A name, usually in the form of a human-readable string, serves as the primary identifier and distinguishes entities from each other within the database.

Usage: user-facing
Data type: string
Indexed: Dependent on Use Case
Nullable: Potentially but frowned upon
Domains: lib.name
Updatable: Yes
Notes:

Try and requre a name for entities. If names are optional, then try to default to an empty string unless the column needs to be unique.

Percent

Represents a percentage value.

Purpose: user-facing
Data type: numeric, decimal(precison, rounding)
Indexed: Dependent on Use Case
Nullable: Potentially but frowned upon
Domains: lib.percent_7_1, lib.percent_7_1_null, lib.percent_7_2, lib.percent_7_2_null, lib.percent_7_3, lib.percent_7_3_null, lib.percent_7_4, lib.percent_7_4_null.
Updatable: Yes

Currency Value (Scalar) and Type (Enumeration)

Currency is often represented as a symbol and a scalar value, such as “$34.99”. To represent currency accurately, two pieces of information are usually required: the type of currency and the number of units.

A third piece of information, rounding, may also be necessary as storing currency values may require different decimal places. For example, Vietnamese Dong has no decimal places, while USD is represented in cents (two decimal places).

In cases where the price or cost of an item is less than the smallest unit of a currency, more decimal places may be needed. Additionally, converting from one currency type to another may require using more decimal places.

Rounding a currency value after a calculation can vary greatly based on the business domain. It is recommended to perform rounding within the database for consistency across an organization.
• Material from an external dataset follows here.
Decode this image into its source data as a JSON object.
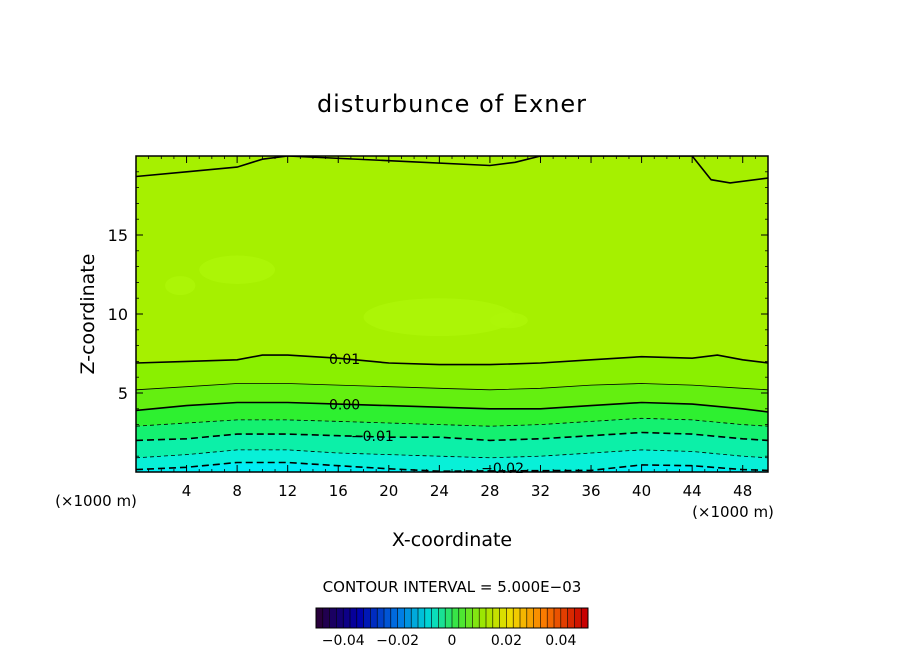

As different languages approach rounding differently, performing rounding in the middle tier or front-end may result in different rounded values.

Purpose: user-facing
Data type: numeric, decimal(precison, rounding)
Indexed: Dependent on Use Case
Nullable: Potentially but frowned upon
Domains: lib.currency_0, lib.currency_0_null, lib.currency_2, lib.currency_2_null, lib.currency_4, lib.currency_4_null
Updatable: Yes
Notes:

Currency Scalars are defined in the lib repository, while Currency Types are defined in the iso repository.
Storing currency values as integers with a scalar applied (e.g. $4.25 as 425) is possible, but may lead to confusion regarding the scalar applied.
The use of composite types in PostgreSQL can simplify the representation of multiple currency values in a single row, but this may require additional knowledge for middle-tier and front-end consumption and may result in redundant currency type information.
For example: The representation of multiple currency values, such as product cost, price, and discount, in a single row will likely be consistent in terms of currency type, leading to the use of a single currency_type row for an order_item or order. The approach will depend on the specific business domain and requirements.

Conclusion

Leveraging domains in database design can significantly improve code readability and help ensure consistency across all software tiers — front-end, middle tier, and back-end.

By defining clear and concise domains for each field, the database structure can be made more intuitive and easier to understand for all members of a development team. This leads to improved collaboration, less errors and bugs, and a more efficient development process.

The careful and deliberate use of domains can greatly enhance the quality of database design, leading to improved code quality and a better overall development experience.

Try out the PostgreSQL library (lib). Additional domains are greatly appreciated.